President Joe Biden’s American Families Plan (AFP) would impose a capital gains tax at death while essentially doubling the capital gains tax rate. With a major exception for large investors, it would make these changes without grandfathering existing unrealized capital gains.
This death tax would likely hit single taxpayers who own their homes more than married couples, because the appreciation of a home is not impacted by the owner’s marital status. A single person with a reasonable mortgage and some modest other capital gains assets at death could have her residence’s value eaten away by the new tax plus the mortgage.
Consider a single woman who has owned a New York apartment, her only asset, for 40 years. Jane has never made anywhere near $400,000 a year, so Biden has promised to not raise her taxes. She has two adult children who are also firmly in the middle class. Like all New York residential property, Jane’s apartment has increased in value dramatically since her purchase after her husband’s death in 1981. And like many widows, she refinanced her apartment to pay for her children’s college educations, for weddings, and for a couple of vacations. Today, her $200,000 apartment has a fair market value of $2,000,000. She has a mortgage of $1,500,000.
A 40 percent capital gains tax at death after the exclusions allowed in the AFP would result in a tax of $220,000. Add the costs of the mortgage, and her children or grandchildren would see their inheritance reduced from $500,000 under current law to $280,000.
Many middle-income Americans who have only dreamed of a year with $400,000 in taxable income would be faced with this potentially confiscatory tax at death. Taxpayers who expected to leave a nice nest egg for their children or grandchildren would see a significant portion of it go to the federal government instead.
Under the AFP, the maximum federal rate on capital gains would increase from 23.8 percent to 40.8 percent. This would be calculated with two exemptions during life and an added third exemption at death. During life and at death, taxpayers would exclude $250,000 ($500,000 for couples filing jointly) on gains from the sale of a personal residence, and taxpayers would exclude up to 100 percent of income from any qualified small business stock gains. At death, there would be an added exclusion of $1 million of capital gains ($2 million joint).
Current law excludes anyone with less than $11.7 million of net worth ($23.4 million for married couples) from any death taxes. Today, this means that $11.7 million can be passed along to family members without any reduction. But the AFP would subject taxpayers with a net worth far lower than $11.7 to a death tax. This levy would allow no deduction for any debt, whether that debt is secured debt on specific assets or personal unsecured debt.

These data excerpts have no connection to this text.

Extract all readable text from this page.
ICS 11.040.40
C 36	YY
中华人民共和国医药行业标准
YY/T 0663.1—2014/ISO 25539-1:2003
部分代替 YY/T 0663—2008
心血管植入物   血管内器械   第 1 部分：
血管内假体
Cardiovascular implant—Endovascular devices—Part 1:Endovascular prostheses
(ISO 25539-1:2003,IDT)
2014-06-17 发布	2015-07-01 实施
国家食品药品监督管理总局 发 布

Without grandfathering of gains at the date of passage, millions of taxpayers would see decades of investment and planning for their families reduced or evaporated in an instant.
During life, a taxpayer can determine if there should be a sale of any capital asset; a tax on the unrealized gain at death would not provide such a choice. A tax on unrealized capital gains at death would for some taxpayers result in tax rates approaching or exceeding 100 percent of the net worth of leveraged property.
For example, a taxpayer who has owned rental real estate for decades would have a tax basis after depreciation equal to the land value at acquisition. A long-owned residential rental property in Southern California could easily have a fair market value of $2 million and a tax basis of only $10,000. If a descendant had other gains in excess of the exemptions, a gain of $1,990,000 would result in a federal tax of around $800,000. If there was an existing 60 percent mortgage, the proposed tax plus the mortgage would sweep away 100 percent of the equity, leaving nothing for the family of the deceased.
The White House fact sheet on the AFP claims that it would ensure “that the wealthiest Americans play by the same rules as all other Americans.” But there is one exception to the lack of grandfathering of unrealized capital gains: the continuance of the 100 percent exemption for capital gains taxes from sales of qualified small business stock (QSBS). Such stock is issued by an active domestic C corporation, and it is most often found in the hands of very wealthy investors. The public has the opportunity to purchase stock in such a corporation only if there is an initial public offering, but the opportunity to buy it is rarely available to smaller investors. This is the domain of Wall Street venture capitalists.
So the AFP is exempting perhaps billions of dollars of capital gains income from exactly the income group who Biden has stated he wants to tax. At the same time, the law would create a death tax for millions of middle-class Americans.